On the evening of February 25, the Russian Nobility Association in America presented “The Alexander Palace: Last Home of the Imperial Family,” the most recent in its series of lectures in support of the Prince Alexis P. Scherbatow Scholarship Fund. Dr. Cyril E. Geacintov, president of the Nobility Association was also presented with an award of recognition by the Cultural Arts Council of the City of Penza for his charitable and cultural support for the Penza Province during the anniversary celebrations of the poet Lermontov.
Nicholas Nicholson, a former Christie’s specialist and curator of Russian Works of Art, spoke in his capacity as Museum Liaison for the Friends of the Alexander Palace. The Friends are an international organization dedicated to assisting the staff and curators of the Alexander Palace at Tsarskoye Selo outside of St. Petersburg in their mission to restore the palace and collections of the last Tsar and his family to their pre-revolutionary condition.
Presenting recent scholarly information made available to him by the curatorial staff of the Alexander Palace, Nicholson gave an informative survey of the history of the palace, from its creation in the reign of Catherine II “The Great,” to its subsequent decoration and modernizations during the reigns of later emperors.

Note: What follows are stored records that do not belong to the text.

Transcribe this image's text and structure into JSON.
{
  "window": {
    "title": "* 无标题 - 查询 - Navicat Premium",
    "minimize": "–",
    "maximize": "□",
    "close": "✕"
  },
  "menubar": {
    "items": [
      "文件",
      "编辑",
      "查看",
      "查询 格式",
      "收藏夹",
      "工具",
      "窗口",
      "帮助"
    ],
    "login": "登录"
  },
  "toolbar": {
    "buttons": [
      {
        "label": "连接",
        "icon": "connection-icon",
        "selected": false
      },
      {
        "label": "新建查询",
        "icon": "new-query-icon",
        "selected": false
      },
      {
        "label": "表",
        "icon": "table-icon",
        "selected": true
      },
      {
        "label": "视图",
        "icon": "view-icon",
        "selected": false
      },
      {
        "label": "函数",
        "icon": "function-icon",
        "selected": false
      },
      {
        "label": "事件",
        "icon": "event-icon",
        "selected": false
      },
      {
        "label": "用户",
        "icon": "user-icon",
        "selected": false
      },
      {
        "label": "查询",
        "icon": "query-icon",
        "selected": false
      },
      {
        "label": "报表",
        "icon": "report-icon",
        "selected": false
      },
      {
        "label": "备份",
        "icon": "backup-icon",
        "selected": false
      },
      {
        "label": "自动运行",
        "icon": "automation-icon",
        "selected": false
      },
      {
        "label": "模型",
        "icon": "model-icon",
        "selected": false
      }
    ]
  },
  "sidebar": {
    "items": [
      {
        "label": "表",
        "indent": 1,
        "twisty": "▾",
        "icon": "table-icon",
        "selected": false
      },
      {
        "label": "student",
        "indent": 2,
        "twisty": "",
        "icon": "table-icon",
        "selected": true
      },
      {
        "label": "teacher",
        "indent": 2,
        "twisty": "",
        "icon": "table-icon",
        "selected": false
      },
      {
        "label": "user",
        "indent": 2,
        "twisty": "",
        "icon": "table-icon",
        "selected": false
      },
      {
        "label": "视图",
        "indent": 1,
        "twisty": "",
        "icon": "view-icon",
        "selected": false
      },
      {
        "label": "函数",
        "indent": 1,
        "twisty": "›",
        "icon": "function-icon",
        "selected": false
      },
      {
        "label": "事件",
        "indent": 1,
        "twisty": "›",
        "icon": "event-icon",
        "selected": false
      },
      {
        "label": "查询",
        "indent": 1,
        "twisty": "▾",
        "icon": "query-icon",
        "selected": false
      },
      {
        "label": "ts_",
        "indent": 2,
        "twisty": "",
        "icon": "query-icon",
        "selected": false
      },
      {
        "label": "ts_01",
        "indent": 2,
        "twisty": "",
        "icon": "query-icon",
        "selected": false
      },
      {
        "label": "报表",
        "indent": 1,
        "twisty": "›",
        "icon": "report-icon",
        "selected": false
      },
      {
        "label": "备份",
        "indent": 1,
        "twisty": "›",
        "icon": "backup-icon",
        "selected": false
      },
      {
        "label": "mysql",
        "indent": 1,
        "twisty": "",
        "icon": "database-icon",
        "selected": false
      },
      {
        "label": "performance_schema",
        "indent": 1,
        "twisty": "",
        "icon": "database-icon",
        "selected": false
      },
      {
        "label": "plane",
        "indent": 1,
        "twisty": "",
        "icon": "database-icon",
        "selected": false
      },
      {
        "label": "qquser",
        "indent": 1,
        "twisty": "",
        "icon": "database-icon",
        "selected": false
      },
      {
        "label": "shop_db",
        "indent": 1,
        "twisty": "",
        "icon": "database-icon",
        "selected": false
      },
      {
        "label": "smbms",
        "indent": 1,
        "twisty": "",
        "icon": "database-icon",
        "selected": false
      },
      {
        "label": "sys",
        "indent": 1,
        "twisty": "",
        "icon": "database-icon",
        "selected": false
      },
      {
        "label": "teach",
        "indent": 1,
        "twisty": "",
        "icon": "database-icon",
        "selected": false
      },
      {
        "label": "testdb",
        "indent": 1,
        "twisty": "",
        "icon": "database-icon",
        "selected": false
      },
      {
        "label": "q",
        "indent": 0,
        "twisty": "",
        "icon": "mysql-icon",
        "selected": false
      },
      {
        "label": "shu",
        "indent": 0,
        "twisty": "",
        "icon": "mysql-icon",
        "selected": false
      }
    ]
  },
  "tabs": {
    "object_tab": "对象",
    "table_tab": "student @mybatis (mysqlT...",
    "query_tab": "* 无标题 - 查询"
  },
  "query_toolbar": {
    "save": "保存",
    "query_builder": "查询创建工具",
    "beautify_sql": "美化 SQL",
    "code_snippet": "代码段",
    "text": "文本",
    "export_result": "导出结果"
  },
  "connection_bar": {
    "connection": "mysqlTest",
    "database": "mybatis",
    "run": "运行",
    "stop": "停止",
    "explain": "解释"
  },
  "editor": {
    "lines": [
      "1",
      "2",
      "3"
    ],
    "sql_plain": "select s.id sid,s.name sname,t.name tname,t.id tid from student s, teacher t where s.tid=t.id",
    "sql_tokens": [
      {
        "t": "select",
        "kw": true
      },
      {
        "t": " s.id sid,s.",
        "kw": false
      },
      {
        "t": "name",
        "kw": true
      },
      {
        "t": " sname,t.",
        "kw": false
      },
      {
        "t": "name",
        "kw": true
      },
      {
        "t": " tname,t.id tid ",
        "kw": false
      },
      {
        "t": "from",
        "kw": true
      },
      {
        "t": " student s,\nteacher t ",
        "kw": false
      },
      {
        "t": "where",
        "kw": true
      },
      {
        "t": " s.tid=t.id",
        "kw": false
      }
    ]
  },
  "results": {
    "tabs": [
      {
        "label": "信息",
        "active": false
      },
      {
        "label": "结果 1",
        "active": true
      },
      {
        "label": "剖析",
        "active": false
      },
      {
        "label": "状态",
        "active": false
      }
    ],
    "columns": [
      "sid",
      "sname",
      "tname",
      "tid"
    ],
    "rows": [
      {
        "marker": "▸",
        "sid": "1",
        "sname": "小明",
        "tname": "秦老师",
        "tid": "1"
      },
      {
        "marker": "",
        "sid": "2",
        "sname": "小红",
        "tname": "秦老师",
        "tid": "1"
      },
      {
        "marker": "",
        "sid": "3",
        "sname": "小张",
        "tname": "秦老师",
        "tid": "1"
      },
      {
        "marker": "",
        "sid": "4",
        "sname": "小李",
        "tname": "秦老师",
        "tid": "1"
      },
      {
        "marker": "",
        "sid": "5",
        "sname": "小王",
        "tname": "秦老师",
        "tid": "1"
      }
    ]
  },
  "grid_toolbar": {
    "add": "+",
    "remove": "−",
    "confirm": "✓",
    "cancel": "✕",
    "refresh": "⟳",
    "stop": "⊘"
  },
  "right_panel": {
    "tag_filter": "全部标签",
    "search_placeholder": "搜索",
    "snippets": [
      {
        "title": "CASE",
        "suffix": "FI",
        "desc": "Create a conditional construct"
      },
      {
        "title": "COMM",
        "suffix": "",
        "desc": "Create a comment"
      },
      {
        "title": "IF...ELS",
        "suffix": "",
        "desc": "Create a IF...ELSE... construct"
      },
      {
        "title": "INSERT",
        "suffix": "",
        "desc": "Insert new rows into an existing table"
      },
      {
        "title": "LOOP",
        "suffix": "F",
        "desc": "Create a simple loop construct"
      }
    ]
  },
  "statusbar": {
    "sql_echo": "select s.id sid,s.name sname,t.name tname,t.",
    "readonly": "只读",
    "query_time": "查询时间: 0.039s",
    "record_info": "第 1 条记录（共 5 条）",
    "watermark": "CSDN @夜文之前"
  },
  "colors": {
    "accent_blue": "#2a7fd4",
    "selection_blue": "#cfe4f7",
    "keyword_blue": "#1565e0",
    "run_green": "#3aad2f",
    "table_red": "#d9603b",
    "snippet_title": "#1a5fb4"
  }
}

Particular emphasis was given to the creation of the suite of private rooms of the last Emperor Nicholas II and his wife the Empress Alexandra Feodorovna. Nicholson also recounted the losses to the palace’s collection under communism, and the devastating damage to the palace during the Second World War.
The Alexander Palace gave Nicholson special permission to show the rooms of the palace in as they existed in 1918 by showing the valuable color autochromes only recently discovered abroad and returned to the palace by the Friends. This was the first time these images had been seen in the US. The lecture ended with images of the newly restored Parade Rooms of the palace, and updates on the many projects currently underway at the Alexander Palace.
Attended by a crowd of over one hundred that filled the Great Hall of the Synod of Bishops of the Russian Orthodox Church Outside of Russia, the lecture was hailed a success by members of the Association and guests alike.